A 9-year-old girl who fatally shot a gun range instructor with an Uzi submachine gun last week told her mother immediately afterward that the weapon was too much for her to handle and had hurt her shoulder, a sheriff's report released on Tuesday said, according to The Associated Press.
The girl's mother told officers that immediately following the shooting, her daughter "turned to her (and) told her the gun was too much for her and hurt her shoulder," the report said, the AP reported. "(The mother) said no one knew Vacca was shot until the other instructor ran over," an officer wrote.
The girl's family also did not realize right away that the instructor, 39-year-old Charles Vacca, had been struck by a round from the gun, according to the Mohave County Sheriff's Office report, the AP reported.

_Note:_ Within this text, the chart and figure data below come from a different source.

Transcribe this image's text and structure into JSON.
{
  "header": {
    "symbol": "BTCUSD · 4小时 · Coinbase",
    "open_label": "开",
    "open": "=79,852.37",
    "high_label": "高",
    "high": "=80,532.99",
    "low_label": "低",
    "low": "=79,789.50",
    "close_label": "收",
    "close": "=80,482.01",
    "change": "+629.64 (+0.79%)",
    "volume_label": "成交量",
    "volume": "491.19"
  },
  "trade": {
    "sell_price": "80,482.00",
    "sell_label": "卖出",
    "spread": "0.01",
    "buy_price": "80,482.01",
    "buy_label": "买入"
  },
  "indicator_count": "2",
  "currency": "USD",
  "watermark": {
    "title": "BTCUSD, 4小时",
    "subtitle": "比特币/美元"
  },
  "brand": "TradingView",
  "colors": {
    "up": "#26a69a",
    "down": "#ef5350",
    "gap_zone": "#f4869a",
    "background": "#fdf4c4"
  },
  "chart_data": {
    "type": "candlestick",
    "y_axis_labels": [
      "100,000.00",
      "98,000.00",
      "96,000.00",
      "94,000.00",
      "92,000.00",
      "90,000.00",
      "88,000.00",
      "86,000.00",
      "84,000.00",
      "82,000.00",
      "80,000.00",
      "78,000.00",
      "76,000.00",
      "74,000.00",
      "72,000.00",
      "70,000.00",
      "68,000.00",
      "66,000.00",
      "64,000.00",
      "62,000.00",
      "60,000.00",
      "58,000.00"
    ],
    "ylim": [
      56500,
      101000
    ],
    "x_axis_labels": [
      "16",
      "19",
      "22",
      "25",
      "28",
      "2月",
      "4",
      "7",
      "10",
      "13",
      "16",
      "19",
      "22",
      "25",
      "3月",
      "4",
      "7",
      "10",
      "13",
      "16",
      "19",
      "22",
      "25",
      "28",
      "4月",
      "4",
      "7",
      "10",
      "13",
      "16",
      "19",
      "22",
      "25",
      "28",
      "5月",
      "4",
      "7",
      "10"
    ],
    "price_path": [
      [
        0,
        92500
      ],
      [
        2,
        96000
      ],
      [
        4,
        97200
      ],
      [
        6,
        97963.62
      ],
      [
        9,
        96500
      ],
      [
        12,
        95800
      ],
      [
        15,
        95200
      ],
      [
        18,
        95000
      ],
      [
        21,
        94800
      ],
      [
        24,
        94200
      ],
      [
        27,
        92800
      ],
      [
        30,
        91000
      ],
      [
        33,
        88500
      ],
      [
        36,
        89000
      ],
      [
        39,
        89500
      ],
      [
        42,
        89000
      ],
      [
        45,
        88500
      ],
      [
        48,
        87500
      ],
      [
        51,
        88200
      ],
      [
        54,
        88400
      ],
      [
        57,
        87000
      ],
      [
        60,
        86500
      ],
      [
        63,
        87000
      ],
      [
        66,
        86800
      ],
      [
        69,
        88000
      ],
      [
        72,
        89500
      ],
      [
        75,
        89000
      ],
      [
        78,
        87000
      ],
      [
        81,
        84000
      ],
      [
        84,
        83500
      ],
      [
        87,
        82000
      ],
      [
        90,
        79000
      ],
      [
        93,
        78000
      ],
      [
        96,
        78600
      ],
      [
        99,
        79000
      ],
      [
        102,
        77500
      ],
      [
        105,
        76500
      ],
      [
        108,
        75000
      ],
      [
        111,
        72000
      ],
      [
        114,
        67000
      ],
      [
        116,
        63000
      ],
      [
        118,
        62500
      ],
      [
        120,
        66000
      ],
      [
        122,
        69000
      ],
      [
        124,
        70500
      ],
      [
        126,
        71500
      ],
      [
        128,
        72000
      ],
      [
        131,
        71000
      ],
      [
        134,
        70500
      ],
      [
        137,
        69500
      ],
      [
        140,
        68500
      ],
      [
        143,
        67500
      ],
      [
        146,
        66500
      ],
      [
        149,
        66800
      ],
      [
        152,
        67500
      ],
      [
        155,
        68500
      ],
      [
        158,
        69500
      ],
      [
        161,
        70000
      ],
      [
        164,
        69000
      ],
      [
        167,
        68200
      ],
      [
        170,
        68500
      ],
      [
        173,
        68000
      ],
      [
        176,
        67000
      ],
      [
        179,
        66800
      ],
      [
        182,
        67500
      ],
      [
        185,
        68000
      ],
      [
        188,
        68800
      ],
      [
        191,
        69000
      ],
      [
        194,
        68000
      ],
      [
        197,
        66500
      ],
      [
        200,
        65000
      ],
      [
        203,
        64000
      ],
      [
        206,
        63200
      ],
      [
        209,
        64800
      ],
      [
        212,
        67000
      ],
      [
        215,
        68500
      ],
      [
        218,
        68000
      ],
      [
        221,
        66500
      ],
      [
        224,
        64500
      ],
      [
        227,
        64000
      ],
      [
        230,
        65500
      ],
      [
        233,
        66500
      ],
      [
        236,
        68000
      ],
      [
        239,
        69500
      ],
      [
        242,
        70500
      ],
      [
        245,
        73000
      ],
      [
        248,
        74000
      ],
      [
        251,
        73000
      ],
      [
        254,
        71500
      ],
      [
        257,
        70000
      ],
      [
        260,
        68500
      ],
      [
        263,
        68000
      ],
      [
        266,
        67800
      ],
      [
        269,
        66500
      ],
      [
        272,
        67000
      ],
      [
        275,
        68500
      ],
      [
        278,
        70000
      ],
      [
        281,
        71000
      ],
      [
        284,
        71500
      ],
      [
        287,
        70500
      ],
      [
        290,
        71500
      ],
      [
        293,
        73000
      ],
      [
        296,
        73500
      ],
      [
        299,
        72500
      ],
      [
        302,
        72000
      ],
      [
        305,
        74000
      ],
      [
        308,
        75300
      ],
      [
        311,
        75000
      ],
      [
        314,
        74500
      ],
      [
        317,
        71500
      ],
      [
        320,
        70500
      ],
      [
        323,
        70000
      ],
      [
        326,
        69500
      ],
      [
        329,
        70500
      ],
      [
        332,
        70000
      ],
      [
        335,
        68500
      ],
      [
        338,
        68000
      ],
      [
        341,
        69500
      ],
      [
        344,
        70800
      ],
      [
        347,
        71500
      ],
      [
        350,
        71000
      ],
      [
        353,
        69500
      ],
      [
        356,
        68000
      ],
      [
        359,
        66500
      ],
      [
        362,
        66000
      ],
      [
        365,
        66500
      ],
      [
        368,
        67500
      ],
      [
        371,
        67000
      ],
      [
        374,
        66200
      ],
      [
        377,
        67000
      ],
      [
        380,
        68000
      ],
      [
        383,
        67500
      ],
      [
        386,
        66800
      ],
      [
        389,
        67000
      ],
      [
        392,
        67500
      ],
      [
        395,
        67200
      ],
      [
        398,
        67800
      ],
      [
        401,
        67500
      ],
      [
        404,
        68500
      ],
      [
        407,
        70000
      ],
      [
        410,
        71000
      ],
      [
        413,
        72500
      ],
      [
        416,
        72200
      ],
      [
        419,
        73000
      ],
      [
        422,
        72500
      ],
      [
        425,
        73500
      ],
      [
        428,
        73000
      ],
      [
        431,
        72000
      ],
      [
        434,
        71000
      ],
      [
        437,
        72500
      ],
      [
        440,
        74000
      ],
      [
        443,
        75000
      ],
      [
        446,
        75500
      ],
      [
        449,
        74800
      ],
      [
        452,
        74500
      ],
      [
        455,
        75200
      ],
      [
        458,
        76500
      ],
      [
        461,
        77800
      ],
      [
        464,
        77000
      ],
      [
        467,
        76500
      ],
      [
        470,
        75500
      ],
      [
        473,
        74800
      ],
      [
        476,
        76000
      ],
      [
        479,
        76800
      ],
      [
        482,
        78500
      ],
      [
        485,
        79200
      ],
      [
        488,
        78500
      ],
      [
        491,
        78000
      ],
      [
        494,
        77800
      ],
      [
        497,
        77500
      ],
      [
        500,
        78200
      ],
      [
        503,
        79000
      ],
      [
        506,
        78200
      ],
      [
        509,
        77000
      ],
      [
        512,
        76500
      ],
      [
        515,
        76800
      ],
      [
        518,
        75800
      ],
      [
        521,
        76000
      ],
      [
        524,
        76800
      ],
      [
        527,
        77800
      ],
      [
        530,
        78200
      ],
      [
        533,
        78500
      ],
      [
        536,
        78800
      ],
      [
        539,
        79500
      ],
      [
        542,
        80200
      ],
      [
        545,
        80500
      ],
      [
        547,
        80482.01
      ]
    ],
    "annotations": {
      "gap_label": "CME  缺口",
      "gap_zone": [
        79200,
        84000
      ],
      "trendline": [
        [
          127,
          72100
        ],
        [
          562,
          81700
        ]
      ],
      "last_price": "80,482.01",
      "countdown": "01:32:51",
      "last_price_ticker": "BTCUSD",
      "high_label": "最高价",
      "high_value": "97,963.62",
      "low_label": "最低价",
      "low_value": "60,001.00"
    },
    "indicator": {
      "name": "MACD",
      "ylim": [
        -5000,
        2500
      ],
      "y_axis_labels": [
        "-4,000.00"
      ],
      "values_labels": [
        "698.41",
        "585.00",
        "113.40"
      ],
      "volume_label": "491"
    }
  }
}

Another officer, citing another instructor at the range, said that when the girl fired the weapon, it went "straight up in the air." Vacca fell to his left toward a table, blood pouring from the wound, according to the AP.
Vacca had been showing the girl how to fire an Uzi at the Arizona Last Stop gun range in White Hills last week when the recoil caused her to lose control of the high-powered weapon, the sheriff's office has said, according to the AP.
When officers arrived, they found Vacca on the ground still breathing and moaning as another man applied a towel to his head. Blood covered a folding table next to him, the AP reported.
The sheriff's office has said no criminal charges were pending after what it called an "industrial accident," the AP reported. State occupational health and safety officials have opened their own investigation.
The girl's family issued a statement through an attorney on Tuesday expressing "sadness" for Vacca's death, according to the AP.
"Although certain people will seek to use this tragedy for their own partisan purposes and agendas, the family asks all compassionate Americans to pray for their children and the entire Vacca family," the statement said in part, the AP reported.